MILD SPOILERS FOR THE ENDING OF GOOD TIME ARE WITHIN!
Good Time feels so much like a singular movie, like it's the manifestation of a precise one-of-a-kind take on the crime thriller genre. Directed by Ben Safdie and Josh Safdie (the two are commonly referred to as The Safdie Brothers), there's plenty of elements here that are immediately distinctive, most notably the visual aesthetic that leans heavily on a bright neon-infused color scheme that coats every environment the story wanders into which range from a bail bond office to an amusement park. Then there's the score by Oneohtrix Point Never, which pulsates right in your ear with its idiosyncratic sound as well as the camerawork that comes up with truly inventive ways to frame various intensity-driven sequences.
All of those assorted unique traits are in service of a story, penned by Josh Safdie and Ronald Bronstein, revolving around two brothers, Connie Nikas (Robert Pattinson) and his brother Nick Nikas (Ben Safdie). Instead of getting an elongated prologue defining their past together, we start in media res with Connie "saving" his brother, who has an undefined mental handicap, from a visit from a psychiatrist (played by Peter Verby). We don't need an extensive look into the past to define these characters when the present will do just fine in terms of establishing what's going on between these two. From the start, we can see there is true brotherly affection here, Connie loves his brother...but how he's showing that love isn't good for Nick.
Connie is a man made up of reckless behavior, as seen in one of the opening scenes of the movie when he and his brother pull off a bank robbery that ends up going South. In the process of running away from the cops, Nick runs into a glass door, falls down unconscious and ends up in prison. Connie wants to get his brother out of the slammer and he needs ten thousand dollars to make bail. The hunt for that extra ten grand serves as the momentum for the rest of our plot and it serves as a brilliant piece of motivation for Connie and every action he commits for the remainder of the film. This right here is some elegantly simple storytelling in motion.
Once Connie goes off on his quest to procure all that money, he reveals himself to be not some master conman but rather this really normal human being who keeps trying to put on a show of being some crafty criminal. All of the various plans he puts together for his goal of securing all that money end up in failure and not the kind of failure you frequently see in these crime movies where one plan going up in smoke ends up leading to unintended positive consequences. Instead, all of the failures just keep piling up for Connie and sending him further and further down the corner he's backed into. You ever hear of a comedy of errors? Good Time is all about Connie being trapped in a crime thriller of errors and the errors are very much his own.
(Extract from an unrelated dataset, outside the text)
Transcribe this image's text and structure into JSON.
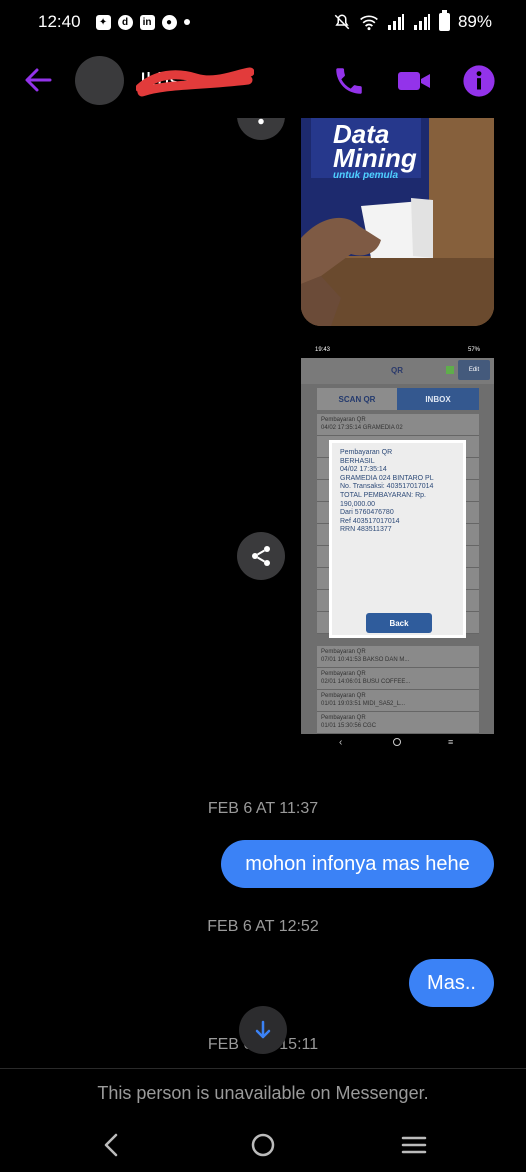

Robert Pattinson, whose quickly joined Kristen Stewart in revealing himself to be a heavily talented dramatic actor once those Twilight movies were done, is top-notch in the role of Connie. I love the way he's always morphing his own personality depending on who he's interacting with, there's a distinctly different way Pattinson composes himself around Jennifer Jason Leigh's entertaining character than there is when he's trying to wrangle information regarding the location an acid-laced Sprite bottle out of a fellow criminal on the lam. That aspect of his performance makes a climactic scene where it's just Connie all by his lonesome as the consequences of his actions are finally dawning on him all the more powerful since it may be the only scene in the entire motion picture where we get a glimpse into the mind of this guy whose always playing some kind of long con with anyone who comes into contact with him.
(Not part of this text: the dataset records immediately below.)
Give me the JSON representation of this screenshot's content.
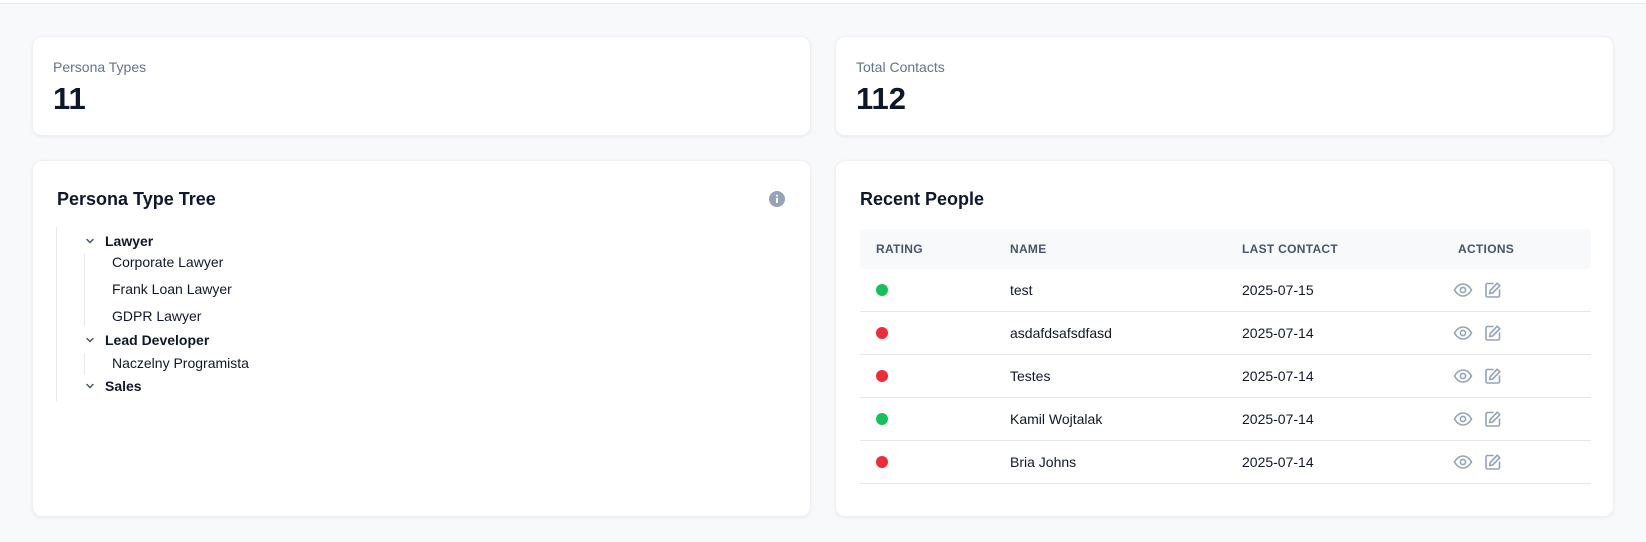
{
  "stats": {
    "persona_types": {
      "label": "Persona Types",
      "value": "11"
    },
    "total_contacts": {
      "label": "Total Contacts",
      "value": "112"
    }
  },
  "tree": {
    "title": "Persona Type Tree",
    "info_icon": "info-icon",
    "nodes": [
      {
        "label": "Lawyer",
        "children": [
          "Corporate Lawyer",
          "Frank Loan Lawyer",
          "GDPR Lawyer"
        ]
      },
      {
        "label": "Lead Developer",
        "children": [
          "Naczelny Programista"
        ]
      },
      {
        "label": "Sales",
        "children": []
      }
    ]
  },
  "people": {
    "title": "Recent People",
    "columns": {
      "rating": "RATING",
      "name": "NAME",
      "last_contact": "LAST CONTACT",
      "actions": "ACTIONS"
    },
    "rows": [
      {
        "rating": "good",
        "name": "test",
        "last_contact": "2025-07-15"
      },
      {
        "rating": "bad",
        "name": "asdafdsafsdfasd",
        "last_contact": "2025-07-14"
      },
      {
        "rating": "bad",
        "name": "Testes",
        "last_contact": "2025-07-14"
      },
      {
        "rating": "good",
        "name": "Kamil Wojtalak",
        "last_contact": "2025-07-14"
      },
      {
        "rating": "bad",
        "name": "Bria Johns",
        "last_contact": "2025-07-14"
      }
    ],
    "rating_colors": {
      "good": "#16c15a",
      "bad": "#ef2b3a"
    },
    "action_icons": [
      "eye-icon",
      "edit-icon"
    ]
  },
  "colors": {
    "muted_icon": "#94a3b8",
    "accent_text": "#0f172a"
  }
}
Pattinson's magnetic lead performance is routinely accompanied by some startling visuals. As said at the outset of this review, there's a dazzling approach to bright neon colors in this nighttime set movie that allow countless shots to pop right off the screen. Cinematographer Sean Price Williams is obviously relishing the unique visual opportunities afforded by this story, there's so much memorable imagery created out of unique lighting choices even in daytime sequences. Even better, the movie knows when to dial back on this neon-lighting choice for a handful of more emotionally intimate sequences like the opening and closing scenes that are all about Nick and his own internal problems. In other words, the intricately crafted story is dictating the distinct visual aesthetic choices here, not the other way around.
Oh, and since I mentioned them real briefly a moment ago, it needs to be said that the opening and closing scenes of this movie are absolutely brilliant. That final scene of Good Time is a marvel in how it recontextualizes the entire movie and slowly reveals the interior perspective of Nick, all set to a haunting Iggy Pop song. A transfixing crime thriller all about watching a selfish man (portrayed through a brilliant Robert Pattinson performance) collapse culminates in a sequence depicting a twinge of hope that maybe Nick can have his own future. This scene's as beautiful on an emotional level as numerous gripping sequences in Good Time are on a visual level, and considering how visually sensational this feature is, that's truly an accomplishment.